Developer Tools

llama.cpp b9411 adds DeepSeek V3.2 with sparse attention

Open-source inference engine now supports DeepSeek's 685B model with DSA and NVFP4.

Deep Dive

The latest release of llama.cpp (tag b9411) from ggml-org introduces native support for DeepSeek V3.2, the 685B-parameter sparse mixture-of-experts model. This update includes a generic implementation of DeepSeek Sparse Attention (DSA), which leverages a lightning indexer to efficiently compute attention over sparse token patterns. The release also adds support for NVFP4 (NVIDIA FP4 quantization), enabling lower-bit inference on compatible hardware, and includes memory refactoring to separate the KV cache and DSA cache for better performance.

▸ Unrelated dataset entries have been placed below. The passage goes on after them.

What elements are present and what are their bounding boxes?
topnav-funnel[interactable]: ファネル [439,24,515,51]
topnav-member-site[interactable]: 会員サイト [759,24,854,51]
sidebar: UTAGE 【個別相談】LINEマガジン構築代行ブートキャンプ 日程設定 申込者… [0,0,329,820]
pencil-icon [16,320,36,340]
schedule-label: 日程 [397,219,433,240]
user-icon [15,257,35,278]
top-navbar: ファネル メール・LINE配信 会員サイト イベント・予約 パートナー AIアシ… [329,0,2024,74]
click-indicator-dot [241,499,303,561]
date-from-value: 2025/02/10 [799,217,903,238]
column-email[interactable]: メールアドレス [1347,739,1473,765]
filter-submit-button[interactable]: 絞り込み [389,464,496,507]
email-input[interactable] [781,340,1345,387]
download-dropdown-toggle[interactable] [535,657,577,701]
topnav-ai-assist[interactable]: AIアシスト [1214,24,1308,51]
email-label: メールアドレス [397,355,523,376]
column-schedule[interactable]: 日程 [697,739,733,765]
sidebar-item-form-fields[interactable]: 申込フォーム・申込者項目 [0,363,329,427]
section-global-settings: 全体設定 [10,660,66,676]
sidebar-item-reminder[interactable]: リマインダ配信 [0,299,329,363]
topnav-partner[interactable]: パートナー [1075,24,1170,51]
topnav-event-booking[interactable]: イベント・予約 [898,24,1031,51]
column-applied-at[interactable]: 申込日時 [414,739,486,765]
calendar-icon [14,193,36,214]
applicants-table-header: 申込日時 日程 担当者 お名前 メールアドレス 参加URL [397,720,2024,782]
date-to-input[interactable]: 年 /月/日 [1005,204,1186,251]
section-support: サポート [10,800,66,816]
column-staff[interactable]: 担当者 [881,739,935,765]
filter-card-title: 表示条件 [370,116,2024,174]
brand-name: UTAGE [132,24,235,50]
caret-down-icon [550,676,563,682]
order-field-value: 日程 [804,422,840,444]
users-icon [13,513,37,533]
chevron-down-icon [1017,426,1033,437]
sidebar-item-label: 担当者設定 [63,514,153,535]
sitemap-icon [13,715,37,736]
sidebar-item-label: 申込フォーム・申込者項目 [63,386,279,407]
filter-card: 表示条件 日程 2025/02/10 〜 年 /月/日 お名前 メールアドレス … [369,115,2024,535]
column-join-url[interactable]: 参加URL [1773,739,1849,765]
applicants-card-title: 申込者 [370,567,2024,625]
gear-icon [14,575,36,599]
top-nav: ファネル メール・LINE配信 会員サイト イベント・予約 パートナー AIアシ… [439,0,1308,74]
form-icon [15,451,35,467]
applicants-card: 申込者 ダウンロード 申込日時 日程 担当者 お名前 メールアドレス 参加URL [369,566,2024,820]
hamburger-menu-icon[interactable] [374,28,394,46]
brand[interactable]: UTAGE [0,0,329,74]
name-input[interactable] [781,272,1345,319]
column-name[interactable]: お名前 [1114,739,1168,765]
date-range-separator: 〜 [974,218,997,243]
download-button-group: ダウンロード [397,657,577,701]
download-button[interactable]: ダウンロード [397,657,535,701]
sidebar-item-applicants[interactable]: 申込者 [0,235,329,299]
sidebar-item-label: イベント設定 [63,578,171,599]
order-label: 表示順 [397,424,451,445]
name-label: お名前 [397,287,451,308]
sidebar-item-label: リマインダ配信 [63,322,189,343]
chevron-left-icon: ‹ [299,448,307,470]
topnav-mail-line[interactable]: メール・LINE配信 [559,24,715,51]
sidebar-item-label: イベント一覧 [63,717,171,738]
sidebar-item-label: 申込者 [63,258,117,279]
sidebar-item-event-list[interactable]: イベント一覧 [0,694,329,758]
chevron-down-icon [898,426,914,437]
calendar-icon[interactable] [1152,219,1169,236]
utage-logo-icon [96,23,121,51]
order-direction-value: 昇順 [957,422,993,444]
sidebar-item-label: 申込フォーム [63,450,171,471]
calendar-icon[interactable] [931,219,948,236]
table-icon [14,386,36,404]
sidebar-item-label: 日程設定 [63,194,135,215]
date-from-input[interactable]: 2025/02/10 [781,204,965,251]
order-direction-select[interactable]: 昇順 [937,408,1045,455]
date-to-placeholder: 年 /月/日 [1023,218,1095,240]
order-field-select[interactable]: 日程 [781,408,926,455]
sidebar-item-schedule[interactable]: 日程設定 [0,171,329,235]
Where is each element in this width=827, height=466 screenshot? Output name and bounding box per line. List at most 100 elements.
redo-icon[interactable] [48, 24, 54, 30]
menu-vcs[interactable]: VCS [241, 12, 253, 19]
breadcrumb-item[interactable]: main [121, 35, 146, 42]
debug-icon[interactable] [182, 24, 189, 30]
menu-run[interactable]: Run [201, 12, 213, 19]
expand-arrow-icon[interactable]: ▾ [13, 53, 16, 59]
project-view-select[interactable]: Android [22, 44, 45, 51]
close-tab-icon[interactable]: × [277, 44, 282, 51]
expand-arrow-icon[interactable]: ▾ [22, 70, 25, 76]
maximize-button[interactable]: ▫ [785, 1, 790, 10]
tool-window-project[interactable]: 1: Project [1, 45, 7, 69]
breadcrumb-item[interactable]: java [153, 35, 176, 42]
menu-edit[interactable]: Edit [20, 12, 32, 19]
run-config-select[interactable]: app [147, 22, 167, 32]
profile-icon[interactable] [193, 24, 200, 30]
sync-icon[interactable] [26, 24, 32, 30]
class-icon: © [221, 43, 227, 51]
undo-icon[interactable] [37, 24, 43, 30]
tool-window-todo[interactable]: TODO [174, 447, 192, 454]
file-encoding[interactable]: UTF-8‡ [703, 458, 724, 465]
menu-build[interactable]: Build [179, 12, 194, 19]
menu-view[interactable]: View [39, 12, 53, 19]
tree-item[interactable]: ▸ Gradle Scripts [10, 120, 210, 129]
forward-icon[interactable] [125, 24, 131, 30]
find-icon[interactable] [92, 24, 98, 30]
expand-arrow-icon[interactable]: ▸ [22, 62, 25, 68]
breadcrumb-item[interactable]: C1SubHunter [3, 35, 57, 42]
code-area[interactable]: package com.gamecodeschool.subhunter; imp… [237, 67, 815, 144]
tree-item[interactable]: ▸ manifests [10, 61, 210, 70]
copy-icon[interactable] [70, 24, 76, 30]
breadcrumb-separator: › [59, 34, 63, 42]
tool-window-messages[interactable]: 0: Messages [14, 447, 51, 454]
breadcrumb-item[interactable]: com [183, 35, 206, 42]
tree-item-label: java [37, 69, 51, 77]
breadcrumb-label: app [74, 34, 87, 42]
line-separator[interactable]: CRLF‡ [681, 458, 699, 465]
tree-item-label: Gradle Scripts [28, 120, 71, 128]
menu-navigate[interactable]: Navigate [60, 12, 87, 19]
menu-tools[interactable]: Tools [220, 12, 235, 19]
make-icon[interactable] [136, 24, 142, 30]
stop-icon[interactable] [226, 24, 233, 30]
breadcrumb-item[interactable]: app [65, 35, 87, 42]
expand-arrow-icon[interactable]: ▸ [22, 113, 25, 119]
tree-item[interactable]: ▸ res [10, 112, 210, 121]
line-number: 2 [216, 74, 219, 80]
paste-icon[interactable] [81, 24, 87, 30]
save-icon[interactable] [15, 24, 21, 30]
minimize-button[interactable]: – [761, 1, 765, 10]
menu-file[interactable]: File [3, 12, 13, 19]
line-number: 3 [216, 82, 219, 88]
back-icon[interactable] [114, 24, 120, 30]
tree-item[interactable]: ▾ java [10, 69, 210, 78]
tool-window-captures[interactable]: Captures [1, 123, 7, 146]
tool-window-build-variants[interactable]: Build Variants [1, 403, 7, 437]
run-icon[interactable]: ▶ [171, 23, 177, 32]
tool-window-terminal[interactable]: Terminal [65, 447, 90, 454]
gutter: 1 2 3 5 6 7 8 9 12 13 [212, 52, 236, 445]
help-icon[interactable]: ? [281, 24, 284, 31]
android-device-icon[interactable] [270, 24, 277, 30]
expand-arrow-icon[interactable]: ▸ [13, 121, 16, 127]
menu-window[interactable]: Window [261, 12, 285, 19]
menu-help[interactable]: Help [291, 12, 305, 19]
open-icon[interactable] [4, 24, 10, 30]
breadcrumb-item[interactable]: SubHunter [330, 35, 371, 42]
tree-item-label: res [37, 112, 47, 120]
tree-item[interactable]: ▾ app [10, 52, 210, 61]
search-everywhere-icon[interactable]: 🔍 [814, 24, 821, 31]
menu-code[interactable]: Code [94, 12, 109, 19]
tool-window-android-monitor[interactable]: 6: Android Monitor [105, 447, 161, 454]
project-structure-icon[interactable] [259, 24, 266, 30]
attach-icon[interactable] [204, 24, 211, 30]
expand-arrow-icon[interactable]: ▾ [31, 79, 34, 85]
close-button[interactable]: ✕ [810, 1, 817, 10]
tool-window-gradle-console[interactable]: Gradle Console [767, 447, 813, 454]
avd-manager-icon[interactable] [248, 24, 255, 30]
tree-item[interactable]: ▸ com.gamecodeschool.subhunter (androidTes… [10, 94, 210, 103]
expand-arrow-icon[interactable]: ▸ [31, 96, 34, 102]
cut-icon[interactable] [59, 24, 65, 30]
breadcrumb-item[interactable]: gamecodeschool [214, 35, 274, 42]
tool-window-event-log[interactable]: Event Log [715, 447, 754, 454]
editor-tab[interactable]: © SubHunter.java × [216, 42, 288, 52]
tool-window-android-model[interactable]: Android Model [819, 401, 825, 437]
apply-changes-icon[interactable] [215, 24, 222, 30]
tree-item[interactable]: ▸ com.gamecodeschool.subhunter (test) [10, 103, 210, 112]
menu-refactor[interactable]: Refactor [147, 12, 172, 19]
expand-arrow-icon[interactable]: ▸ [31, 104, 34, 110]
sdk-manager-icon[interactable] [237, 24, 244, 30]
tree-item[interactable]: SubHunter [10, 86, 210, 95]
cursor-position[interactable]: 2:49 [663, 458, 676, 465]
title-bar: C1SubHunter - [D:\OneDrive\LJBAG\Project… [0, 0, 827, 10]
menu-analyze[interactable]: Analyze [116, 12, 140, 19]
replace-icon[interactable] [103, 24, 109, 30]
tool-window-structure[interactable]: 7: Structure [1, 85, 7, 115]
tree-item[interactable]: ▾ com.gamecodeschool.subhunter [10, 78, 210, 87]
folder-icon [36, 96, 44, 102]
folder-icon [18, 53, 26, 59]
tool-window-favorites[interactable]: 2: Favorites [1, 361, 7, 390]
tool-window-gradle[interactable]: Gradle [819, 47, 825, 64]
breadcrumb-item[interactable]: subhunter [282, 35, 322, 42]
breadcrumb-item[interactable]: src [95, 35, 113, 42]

With 114,000 stars and 18,900 forks, llama.cpp remains the go-to framework for running large language models locally. This update specifically targets users who need to run DeepSeek V3.2 on Apple Silicon, Linux, or Windows machines (CPU, CUDA, Vulkan, ROCm). The DSA implementation reduces computational overhead for long-context inference, making it feasible to run 685B parameter models on high-end consumer GPUs. The release also includes various cleanup and optimization commits, ensuring stability across macOS, iOS, Linux, and Windows builds.

Key Points
  • llama.cpp b9411 adds generic DeepSeek Sparse Attention (DSA) with lightning indexer for efficient long-context inference.
  • New support for DeepSeek V3.2 model family and NVFP4 quantization for reduced memory footprint.
  • Memory refactoring separates KV cache and DSA cache, improving performance on Apple Silicon and CUDA GPUs.

Why It Matters

Enables local, high-performance inference of 685B sparse models on consumer hardware, democratizing advanced AI.